Goran Cvetanovski:It's just another tool. I mean mean, nobody lost job because internet came and the computers came. He just changed job from basically going in a factory to going and working on a computer. So it's going to be the same could be a tough transition period it will be a tough transition, but no transition is easy.
Goran Cvetanovski:Yeah, that is what it is okay and keep in mind like that, this is only gonna. Right now it's affecting the, the white collar people and etc. People that are still working with construction, etc. They will not be utilizing ai for many years to come. Maybe our government, the reality when it comes, uh, it's going to be much better because then they can see everything um before they um maintain stuff. But I think it's very important to see the macro perspectives of this that AI is here to stay. Companies are investing. These people are investing. People are already using AI, right Since chat GPT came. Everybody use it in universities, in schools, in everyday jobs and et cetera.
Anders Arpteg:And AI has been used for 30 years.
Goran Cvetanovski:Yes, exactly so it's not something that is actually right now, it is not new anymore.
Henrik Göthberg:That's the thinking that is wrong. It's just more powerful.
Goran Cvetanovski:Exactly it's not new, it's more powerful. So, keep in mind, we were talking about this four and a half years ago, yeah Right, and I can see that people are fed up with ai, but they're not fed up with the transition and the value that they get from it, and I would like to dedicate the next season and year in exploring actually the bound, the frontiers of how we can implement this technology in a different set, because we need to have innovation and application on the same top. You remember, in the 90s, there was this TV show which was like you know how the future will look like. I don't know what was the name right now. It was like a documentary series when the future frontier was called right, and they had all of this. In future, you will see satellites. You will have, like people using mobile phones and everything else.
Goran Cvetanovski:We need to start believing us, continue believing in such things. We need to explore the ai field and how we're advancing in this in a more deep well way. But also, I think it's very important for us to stop for a moment. Do not think about ai. Replace the ai term with something else which is going to be the value for the person that is actually using it. If that is an artist, how you can actually create art in a different way.

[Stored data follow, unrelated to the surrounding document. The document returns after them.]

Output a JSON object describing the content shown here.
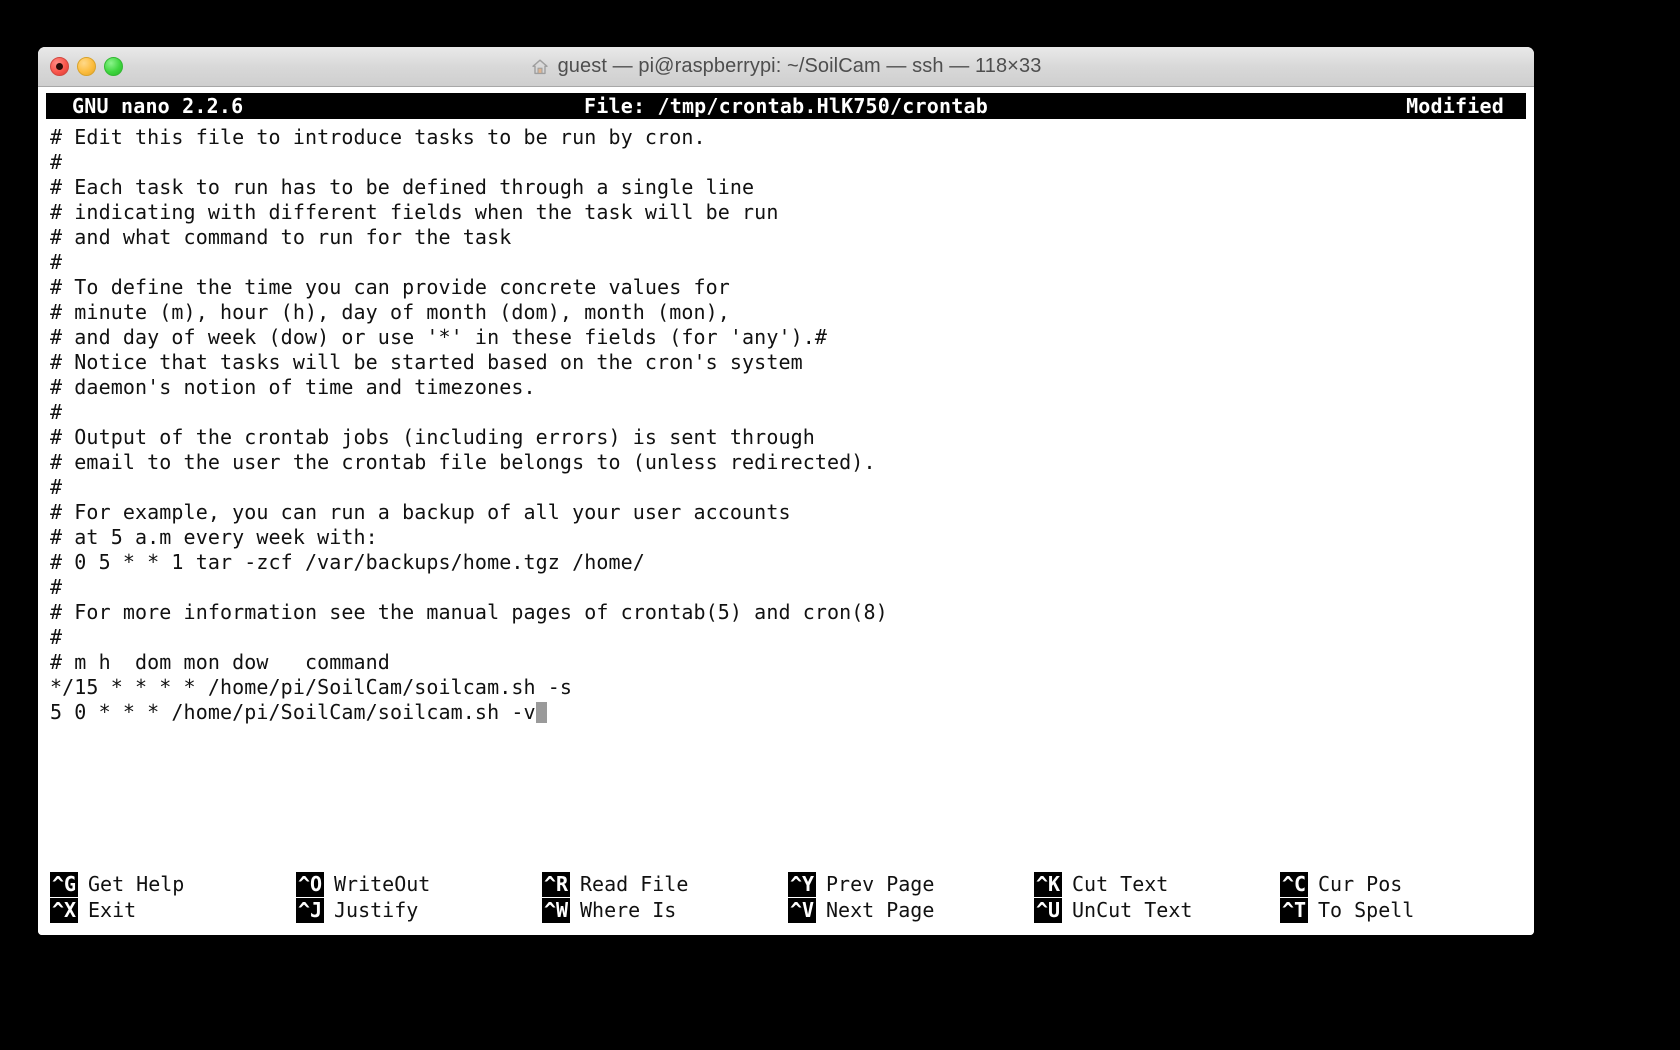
{
  "window": {
    "title": "guest — pi@raspberrypi: ~/SoilCam — ssh — 118×33",
    "proxy_icon": "home-icon",
    "controls": {
      "close": "close-button",
      "minimize": "minimize-button",
      "maximize": "maximize-button"
    }
  },
  "nano": {
    "version_label": "GNU nano 2.2.6",
    "file_label": "File: /tmp/crontab.HlK750/crontab",
    "modified_label": "Modified",
    "editor_lines": [
      "# Edit this file to introduce tasks to be run by cron.",
      "#",
      "# Each task to run has to be defined through a single line",
      "# indicating with different fields when the task will be run",
      "# and what command to run for the task",
      "#",
      "# To define the time you can provide concrete values for",
      "# minute (m), hour (h), day of month (dom), month (mon),",
      "# and day of week (dow) or use '*' in these fields (for 'any').#",
      "# Notice that tasks will be started based on the cron's system",
      "# daemon's notion of time and timezones.",
      "#",
      "# Output of the crontab jobs (including errors) is sent through",
      "# email to the user the crontab file belongs to (unless redirected).",
      "#",
      "# For example, you can run a backup of all your user accounts",
      "# at 5 a.m every week with:",
      "# 0 5 * * 1 tar -zcf /var/backups/home.tgz /home/",
      "#",
      "# For more information see the manual pages of crontab(5) and cron(8)",
      "#",
      "# m h  dom mon dow   command",
      "*/15 * * * * /home/pi/SoilCam/soilcam.sh -s",
      "5 0 * * * /home/pi/SoilCam/soilcam.sh -v"
    ],
    "cursor_line_index": 23,
    "shortcuts": [
      {
        "key": "^G",
        "label": "Get Help"
      },
      {
        "key": "^X",
        "label": "Exit"
      },
      {
        "key": "^O",
        "label": "WriteOut"
      },
      {
        "key": "^J",
        "label": "Justify"
      },
      {
        "key": "^R",
        "label": "Read File"
      },
      {
        "key": "^W",
        "label": "Where Is"
      },
      {
        "key": "^Y",
        "label": "Prev Page"
      },
      {
        "key": "^V",
        "label": "Next Page"
      },
      {
        "key": "^K",
        "label": "Cut Text"
      },
      {
        "key": "^U",
        "label": "UnCut Text"
      },
      {
        "key": "^C",
        "label": "Cur Pos"
      },
      {
        "key": "^T",
        "label": "To Spell"
      }
    ]
  },
  "colors": {
    "desktop": "#000000",
    "terminal_bg": "#000000",
    "editor_bg": "#ffffff",
    "editor_fg": "#111111",
    "close": "#f9564c",
    "minimize": "#fcbd3f",
    "maximize": "#3fd63f",
    "cursor": "#9a9a9a"
  }
}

If he's a doctor, how you can actually utilize this tool to be better in what you're doing. So it's quite a lot of things. It's enough talking about just AI in a platform way or a the technique.
Henrik Göthberg:The technique Going from the invention to the real innovation and diffusion.

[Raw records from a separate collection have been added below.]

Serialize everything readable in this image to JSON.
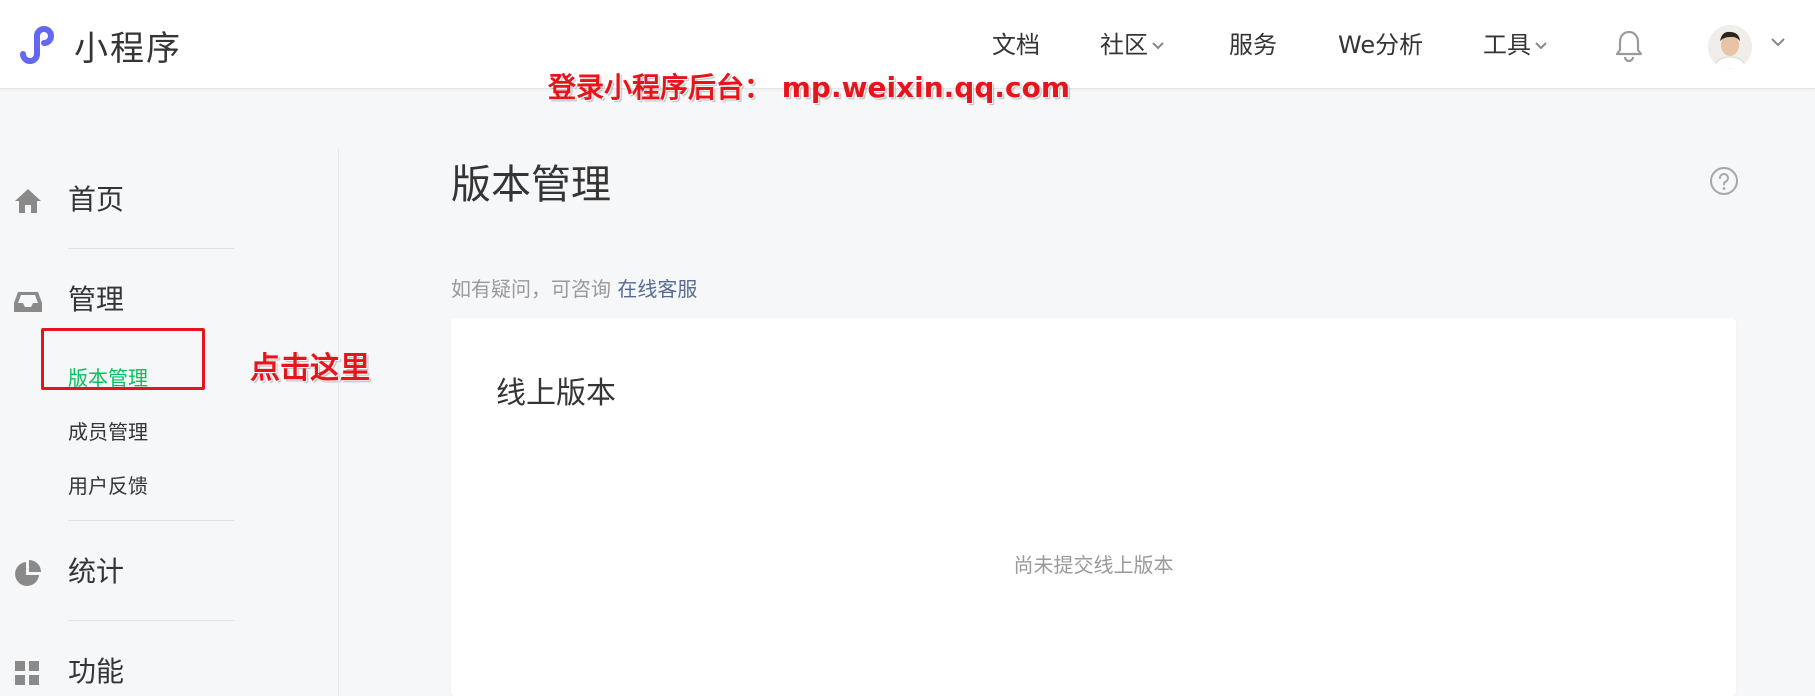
{
  "header": {
    "brand": "小程序",
    "nav": [
      {
        "label": "文档",
        "dropdown": false
      },
      {
        "label": "社区",
        "dropdown": true
      },
      {
        "label": "服务",
        "dropdown": false
      },
      {
        "label": "We分析",
        "dropdown": false
      },
      {
        "label": "工具",
        "dropdown": true
      }
    ],
    "icons": {
      "logo": "miniprogram-logo-icon",
      "bell": "bell-icon",
      "caret": "chevron-down-icon"
    }
  },
  "annotations": {
    "top": "登录小程序后台： mp.weixin.qq.com",
    "click_here": "点击这里"
  },
  "sidebar": {
    "sections": [
      {
        "label": "首页",
        "icon": "home-icon"
      },
      {
        "label": "管理",
        "icon": "inbox-icon",
        "items": [
          "版本管理",
          "成员管理",
          "用户反馈"
        ],
        "active": "版本管理"
      },
      {
        "label": "统计",
        "icon": "pie-chart-icon"
      },
      {
        "label": "功能",
        "icon": "grid-icon"
      }
    ]
  },
  "main": {
    "title": "版本管理",
    "consult_prefix": "如有疑问，可咨询",
    "consult_link": "在线客服",
    "card": {
      "title": "线上版本",
      "empty_text": "尚未提交线上版本"
    }
  },
  "colors": {
    "accent_green": "#07c160",
    "link_blue": "#576b95",
    "annotation_red": "#e8141b",
    "logo_purple": "#6467f0"
  }
}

Goran Cvetanovski:Exactly so. I would like to see a mixture between innovation and application, and that is where we are going. So I'm looking forward to meet all of our listeners once again in 2025. It's going to be a great year, of course, a lot of changes and etc. But you will find us here every Thursdayursday five o'clock having a beer and being open to you guys, and the chat is always open.
Henrik Göthberg:so communicate, speak with us and uh yeah, you promised more nordic than swedish guests. Yes, can you, can, you can, we can actually even do better than that, uh.
Goran Cvetanovski:So we will try to actually do quite a bigger thing. So, from me, thank you for this year. It's been fantastic to have you as listeners and viewers. It's been fantastic to have all of these podcast guests here and to have you here as well. You two guys. You have done a marvelous job for four and a half years and I'm looking forward to continue and see where this is going to bring us to. That is what it is.
Anders Arpteg:Thank you so much, goran, thank you Everyone else.
Goran Cvetanovski:Cheers, cheers. Happy Christmas, happy holidays Everybody, and a happy new year. That is what it is. Cheers to everybody.